Tampaknya orang yang mengaku membenci ajaran Ahlulbait sudah tidak waras lagi dalam menjalankan agamanya. Beragamanya sudah tidak berdasarkan pada Al-Quran dan Rasulullah saw, tapi pada otot dan kekerasan. Mereka seolah-seolah sudah menjadi Tuhan yang memvonis seseorang dan masyarakat tertentu sebagai makhluk-makhluk neraka. Mereka tak sadar bahwa kebenaran yang sebenarnya milik Tuhan. Biarlah Allah dan Rasulullah saw kelak yang menentukan sesat dan tidaknya seseorang dalam beragama.

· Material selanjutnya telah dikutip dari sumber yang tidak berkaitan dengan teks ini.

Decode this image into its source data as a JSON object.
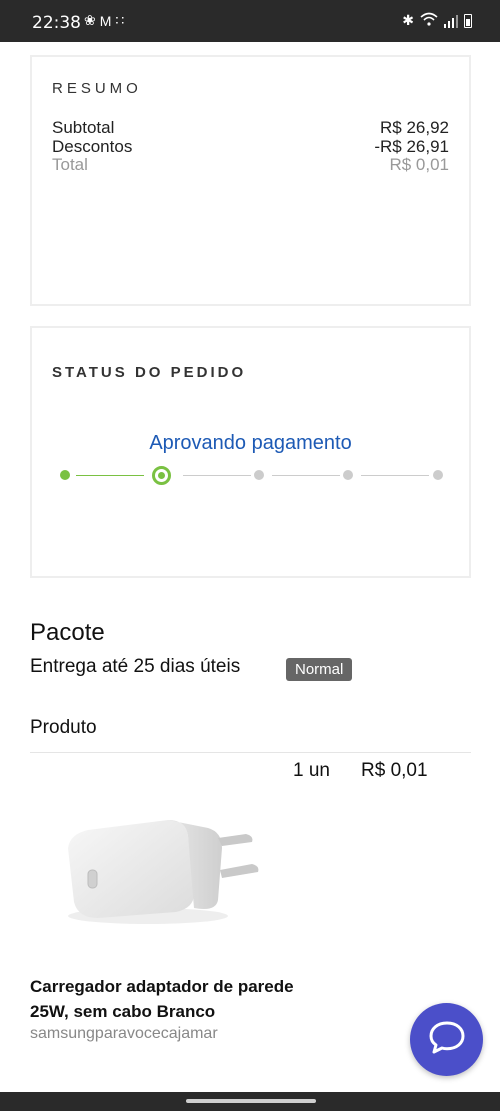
{
  "status_bar": {
    "time": "22:38",
    "icons_left": [
      "facebook-messenger-icon",
      "gmail-icon",
      "notification-icon"
    ],
    "icons_right": [
      "bluetooth-icon",
      "wifi-icon",
      "signal-icon",
      "battery-icon"
    ]
  },
  "resumo": {
    "title": "RESUMO",
    "subtotal_label": "Subtotal",
    "subtotal_value": "R$ 26,92",
    "descontos_label": "Descontos",
    "descontos_value": "-R$ 26,91",
    "total_label": "Total",
    "total_value": "R$ 0,01"
  },
  "status_pedido": {
    "title": "STATUS DO PEDIDO",
    "current_step": "Aprovando pagamento",
    "steps_total": 5,
    "step_index": 2
  },
  "pacote": {
    "title": "Pacote",
    "entrega": "Entrega até 25 dias úteis",
    "badge": "Normal"
  },
  "produto": {
    "title": "Produto",
    "quantity": "1 un",
    "price": "R$ 0,01",
    "name": "Carregador adaptador de parede 25W, sem cabo Branco",
    "seller": "samsungparavocecajamar"
  },
  "colors": {
    "accent_green": "#7ac142",
    "status_blue": "#1d5ab5",
    "chat_purple": "#4b4fc9"
  }
}
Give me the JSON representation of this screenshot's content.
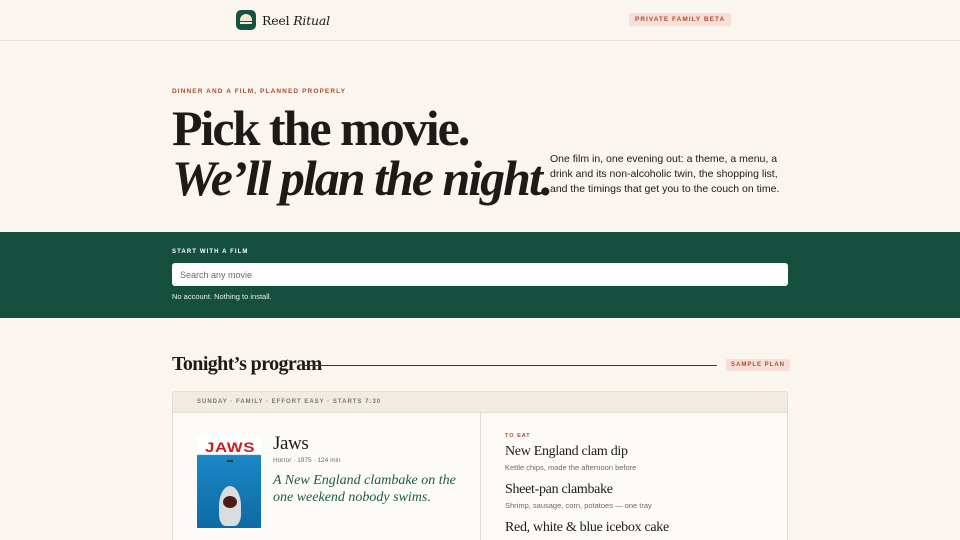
{
  "header": {
    "logo_word1": "Reel",
    "logo_word2": "Ritual",
    "badge": "PRIVATE FAMILY BETA"
  },
  "hero": {
    "eyebrow": "DINNER AND A FILM, PLANNED PROPERLY",
    "title_line1": "Pick the movie.",
    "title_line2": "We’ll plan the night.",
    "description": "One film in, one evening out: a theme, a menu, a drink and its non-alcoholic twin, the shopping list, and the timings that get you to the couch on time."
  },
  "search": {
    "label": "START WITH A FILM",
    "placeholder": "Search any movie",
    "note": "No account. Nothing to install."
  },
  "program": {
    "title": "Tonight’s program",
    "badge": "SAMPLE PLAN",
    "meta": "SUNDAY · FAMILY · EFFORT EASY · STARTS 7:30",
    "film": {
      "poster_text": "JAWS",
      "title": "Jaws",
      "meta": "Horror · 1975 · 124 min",
      "tagline": "A New England clambake on the one weekend nobody swims."
    },
    "eat_label": "TO EAT",
    "dishes": [
      {
        "name": "New England clam dip",
        "desc": "Kettle chips, made the afternoon before"
      },
      {
        "name": "Sheet-pan clambake",
        "desc": "Shrimp, sausage, corn, potatoes — one tray"
      },
      {
        "name": "Red, white & blue icebox cake",
        "desc": ""
      }
    ]
  },
  "colors": {
    "background": "#faf6ef",
    "brand_green": "#15503f",
    "accent_red": "#b04a2f",
    "badge_bg": "#f6dfd6"
  }
}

Menurut saya, selama masih shalat menghadap kiblat, berhaji ke Baitullah, mengakui Allah sebagai Tuhan dan Muhammad saw sebagai Nabi akhir zaman, menunaikan amalan syariat Islam seperti puasa dan zakat, mengambil hukum dan ajaran dari Al-Quran dan Rasulullah saw, serta merujuk padanya dalam berperilaku dan menjalankan agama, saya kira termasuk seorang Muslim alias umat Islam.

Ada pun perkara siapa yang berhak menjadi washi atau Khalifah Islam setelah Rasulullah saw wafat, dapat dibicarakan dalam kajian-kajian sejarah dan wacana ilmiah.

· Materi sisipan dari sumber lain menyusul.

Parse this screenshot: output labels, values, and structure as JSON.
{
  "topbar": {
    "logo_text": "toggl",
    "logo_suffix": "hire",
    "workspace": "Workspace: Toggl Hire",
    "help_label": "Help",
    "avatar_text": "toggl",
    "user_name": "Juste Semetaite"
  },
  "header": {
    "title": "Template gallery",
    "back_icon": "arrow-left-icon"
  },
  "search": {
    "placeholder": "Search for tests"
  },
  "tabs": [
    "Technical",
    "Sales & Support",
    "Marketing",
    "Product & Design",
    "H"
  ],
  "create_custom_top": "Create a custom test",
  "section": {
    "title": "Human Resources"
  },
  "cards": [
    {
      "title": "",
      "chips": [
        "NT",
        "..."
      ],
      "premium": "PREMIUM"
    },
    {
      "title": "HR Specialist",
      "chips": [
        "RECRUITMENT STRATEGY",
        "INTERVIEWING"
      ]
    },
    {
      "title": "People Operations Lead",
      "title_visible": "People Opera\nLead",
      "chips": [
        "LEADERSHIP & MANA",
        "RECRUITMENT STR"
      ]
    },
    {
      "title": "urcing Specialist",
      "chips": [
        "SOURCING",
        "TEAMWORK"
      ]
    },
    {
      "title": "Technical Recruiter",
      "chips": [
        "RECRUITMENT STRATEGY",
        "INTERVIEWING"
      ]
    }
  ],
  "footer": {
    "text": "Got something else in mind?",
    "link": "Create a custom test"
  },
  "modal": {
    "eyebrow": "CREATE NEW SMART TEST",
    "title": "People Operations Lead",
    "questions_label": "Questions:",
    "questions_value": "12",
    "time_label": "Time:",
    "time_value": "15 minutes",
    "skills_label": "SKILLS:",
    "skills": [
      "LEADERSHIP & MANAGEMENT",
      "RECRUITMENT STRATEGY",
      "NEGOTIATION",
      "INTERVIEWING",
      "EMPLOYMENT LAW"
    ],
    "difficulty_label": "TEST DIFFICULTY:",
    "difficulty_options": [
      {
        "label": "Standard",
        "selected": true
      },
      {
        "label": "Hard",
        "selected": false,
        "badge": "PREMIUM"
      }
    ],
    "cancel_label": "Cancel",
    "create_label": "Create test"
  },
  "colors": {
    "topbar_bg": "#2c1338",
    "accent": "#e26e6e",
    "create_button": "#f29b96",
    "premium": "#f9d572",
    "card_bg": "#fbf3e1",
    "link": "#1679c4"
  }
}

Kemudian soal rukun Iman dan Islam yang beda sebenarnya bukan perkara yang pantas diributkan. Selain Ahlussunah dan Syiah (Ahlulbait), Mu’tazilah dan Khawarij juga punya landasan yang berbeda dalam urusan rukun Iman dan Islam. Kalau mau dibincangkan, buatlah forum kajian teologi secara nasional. Ini saya kira lebih baik dan akan membuka khazanah umat Islam dalam ilmu-ilmu keislaman, khususnya aqidah Islam.

Alhamdulillah, di TV One pada berita pagi (2 Januari 2012), seorang Ketua MUI Pusat; KH Umar Shihab menyatakan dengan tegas bahwa Syiah tidak sesat dan para ulama dalam forum-forum internasional menyatakan Syiah atau ajaran Ahlulbait termasuk dalam Islam. Umar Shihab juga menegaskan, Syiah dan Ahlussunah adalah dua mazhab besar dalam Islam yang berkembang hingga sekarang dan termasuk mazhab yang sah dalam Islam.